The Internal Advisory Committee (IAC), the central bank said, has arrived at an objective, non-discretionary criterion for referring accounts for resolution under the Insolvency and Bankruptcy Code (IBC).
“The IAC noted that under the recommended criterion, 12 accounts adding up to about 25 per cent of the current gross NPAs of the banking system would qualify for immediate reference under IBC,” the RBI said on Tuesday, without divulging the names of the 12 borrowers whose accounts have been identified.
"In particular, the IAC recommended for IBC reference of all accounts with fund and non-fund based outstanding amount greater than Rs 5,000 crore, with 60 per cent or more classified as non-performing by banks as of March 31, 2016," the RBI said in a statement.
The RBI, based on the recommendations of the committee, will now issue directions to banks to file for insolvency proceedings under the IBC in respect of the identified accounts.

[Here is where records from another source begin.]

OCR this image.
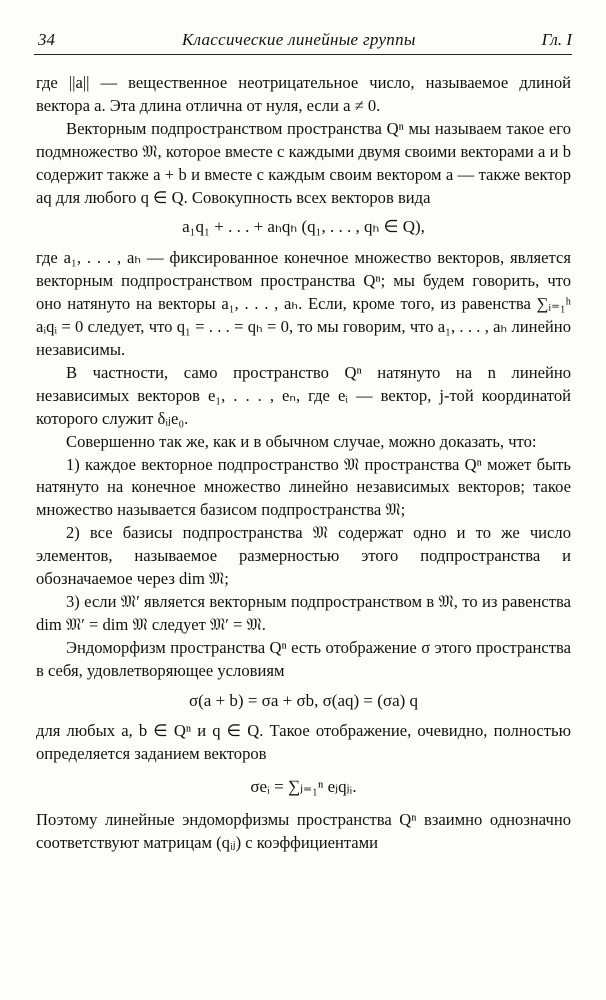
34	Классические линейные группы	Гл. I

где ||a|| — вещественное неотрицательное число, называемое длиной вектора a. Эта длина отлична от нуля, если a ≠ 0.

Векторным подпространством пространства Qⁿ мы называем такое его подмножество 𝔐, которое вместе с каждыми двумя своими векторами a и b содержит также a + b и вместе с каждым своим вектором a — также вектор aq для любого q ∈ Q. Совокупность всех векторов вида

a₁q₁ + . . . + aₕqₕ (q₁, . . . , qₕ ∈ Q),

где a₁, . . . , aₕ — фиксированное конечное множество векторов, является векторным подпространством пространства Qⁿ; мы будем говорить, что оно натянуто на векторы a₁, . . . , aₕ. Если, кроме того, из равенства ∑ᵢ₌₁ʰ aᵢqᵢ = 0 следует, что q₁ = . . . = qₕ = 0, то мы говорим, что a₁, . . . , aₕ линейно независимы.

В частности, само пространство Qⁿ натянуто на n линейно независимых векторов e₁, . . . , eₙ, где eᵢ — вектор, j-той координатой которого служит δᵢⱼe₀.

Совершенно так же, как и в обычном случае, можно доказать, что:

1) каждое векторное подпространство 𝔐 пространства Qⁿ может быть натянуто на конечное множество линейно независимых векторов; такое множество называется базисом подпространства 𝔐;

2) все базисы подпространства 𝔐 содержат одно и то же число элементов, называемое размерностью этого подпространства и обозначаемое через dim 𝔐;

3) если 𝔐′ является векторным подпространством в 𝔐, то из равенства dim 𝔐′ = dim 𝔐 следует 𝔐′ = 𝔐.

Эндоморфизм пространства Qⁿ есть отображение σ этого пространства в себя, удовлетворяющее условиям

σ(a + b) = σa + σb, σ(aq) = (σa) q

для любых a, b ∈ Qⁿ и q ∈ Q. Такое отображение, очевидно, полностью определяется заданием векторов

σeᵢ = ∑ⱼ₌₁ⁿ eⱼqⱼᵢ.

Поэтому линейные эндоморфизмы пространства Qⁿ взаимно однозначно соответствуют матрицам (qᵢⱼ) с коэффициентами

Such cases will be accorded priority by the National Company Law Tribunal (NCLT). Once referred to the NCLT, the resolution of the case in terms of either a sell-off of assets or revival or winding up will have to be completed within 180 days.
The RBI is expected to release details of the resolution framework in regard to the other non-performing accounts soon.
On June 12, the 12 accounts were identified by the IAC comprising mainly of the RBI’s independent board members. They considered accounts which were classified partly or wholly as non-performing from among the top 500 exposures in the banking system.
The banking sector is saddled with non-performing assets (NPAs) worth over Rs 8 lakh crore, of which Rs 6 lakh crore is with public sector banks (PSBs).